The Rest of the Meal: Vegetables
While I'm thawing out the meat, I cook the vegetables. We eat steamed vegetables with every meal. I usually make them in a steamer basket. I sometimes also use the microwaveable bags made by Bird's Eye. You just put the bag straight in the microwave, cook it for for 3 or 4 minutes, and it's done. No pans to clean! If you have extra time, I would recommend roasting your vegetables. It caramelizes the sugar in them, making them sweeter and less bitter. I always roast a huge pan of them and then we eat them for the next few days. Sprinkle some oil over them and a bit of garlic salt and cook them for 20 minutes at 425. Cut and paste this link to see my favorite recipe for roasted vegetables: http://www.food.com/recipe/oven-roasted-vegetables-south-beach-81585 .
The Rest of the Meal: Fruit
I usually serve sliced fresh fruit for dessert. I buy whatever is in season and on sale for about $.99/lb. If no fruit is in season at the time, I sometimes buy bags of frozen fruit and thaw it out. My family especially loves the frozen mango and frozen pineapple!
Aluminum Foil, Casseroles, and Cooking for 4 Hours
Every December I make and freeze at least 20 casseroles, chili, and stews to take up with us for our Christmas family get-together. I put aluminum foil in the casserole dish so that I can later remove the dish. As I make the meals, I place the food into my aluminum-foil lined casserole dish, top it with more aluminium foil, and then use a sharpie marker to write what it is on the top. I freeze it in my regular freezer because it gets colder faster in it. Then I put it in my deep freezer after it's frozen. Aluminum foil does an amazing job at keeping air and ice crystals out of the dish and allowing the casserole to be stored for months. I've pulled out these casseroles a couple months later, and they still taste fine. You can reheat it in the casserole dish or on a baking sheet. If you thaw it out in the refrigerator the night before, you'll cook it at 350F for about 20 minutes. If you're reheating from the frozen state, you'll cook it at 350F for about 45-60 minutes. Just be sure to leave the foil on the top so that the casserole doesn't dry out.
My Method Summed Up
Find dishes that your family will eat. Make double, triple, or quadruple the dish when you prepare it. Freeze the extras.
My Favorite Meal Planning Blogs
A Year of Slow Cooker Cooking includes all the recipes a mom used as she cooked using a slow cooker every single day of the year. Many of her recipes she makes using meat that hasn't even been thawed, which is perfect for people like me who frequently fail to defrost meats the night before. All her recipes are gluten-free!
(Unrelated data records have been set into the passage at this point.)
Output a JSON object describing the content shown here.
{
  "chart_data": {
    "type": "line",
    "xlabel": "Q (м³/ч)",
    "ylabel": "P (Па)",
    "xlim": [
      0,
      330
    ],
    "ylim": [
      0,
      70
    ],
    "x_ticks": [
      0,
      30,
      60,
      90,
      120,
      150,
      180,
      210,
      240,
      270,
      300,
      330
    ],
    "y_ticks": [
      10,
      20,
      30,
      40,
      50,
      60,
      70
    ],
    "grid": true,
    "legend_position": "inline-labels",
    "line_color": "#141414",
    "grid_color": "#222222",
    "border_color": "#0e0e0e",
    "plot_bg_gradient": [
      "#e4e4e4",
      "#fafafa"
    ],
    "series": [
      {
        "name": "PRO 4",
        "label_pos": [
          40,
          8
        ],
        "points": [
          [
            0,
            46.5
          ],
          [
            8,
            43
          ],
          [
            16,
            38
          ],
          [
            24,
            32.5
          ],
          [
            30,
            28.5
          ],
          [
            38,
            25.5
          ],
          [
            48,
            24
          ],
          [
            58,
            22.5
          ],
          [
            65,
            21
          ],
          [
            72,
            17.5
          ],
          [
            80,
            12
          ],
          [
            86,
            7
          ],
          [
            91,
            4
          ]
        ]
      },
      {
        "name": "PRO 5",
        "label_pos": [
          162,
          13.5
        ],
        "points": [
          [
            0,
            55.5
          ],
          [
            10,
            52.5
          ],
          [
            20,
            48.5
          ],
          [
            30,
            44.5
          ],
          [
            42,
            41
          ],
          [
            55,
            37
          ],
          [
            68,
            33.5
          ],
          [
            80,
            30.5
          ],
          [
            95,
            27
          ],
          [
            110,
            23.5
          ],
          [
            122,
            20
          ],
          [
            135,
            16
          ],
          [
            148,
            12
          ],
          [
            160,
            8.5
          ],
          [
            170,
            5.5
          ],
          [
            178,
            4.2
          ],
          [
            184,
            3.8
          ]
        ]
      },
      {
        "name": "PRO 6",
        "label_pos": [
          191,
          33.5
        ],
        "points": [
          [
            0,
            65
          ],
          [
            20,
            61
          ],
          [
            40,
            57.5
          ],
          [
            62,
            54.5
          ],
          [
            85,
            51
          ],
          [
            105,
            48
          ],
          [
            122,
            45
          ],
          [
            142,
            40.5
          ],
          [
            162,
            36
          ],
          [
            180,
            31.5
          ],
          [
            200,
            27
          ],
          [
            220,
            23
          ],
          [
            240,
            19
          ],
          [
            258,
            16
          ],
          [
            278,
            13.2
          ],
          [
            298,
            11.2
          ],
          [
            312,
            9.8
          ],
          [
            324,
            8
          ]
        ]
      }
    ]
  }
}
As an added bonus, she's honest and frequently hilarious in her reviews of each recipe that she makes.
Make 40 Crockpot meals in 4 Hours includes all the recipes and ingredients that one mom used as she prepared more than a month's worth of meals in 4 hours!
OAMC Topic Thread offers free schedules of various people's OAMC cooking. They provide ingredients lists, recipes, and the order in which they made each dish.
This Week for Dinner includes a weekly menu for a busy family. Recipes are included.
50+ Menus & Recipes provides more than 50 free weekly menus to follow. Each weekly menu includes a shopping list and recipes.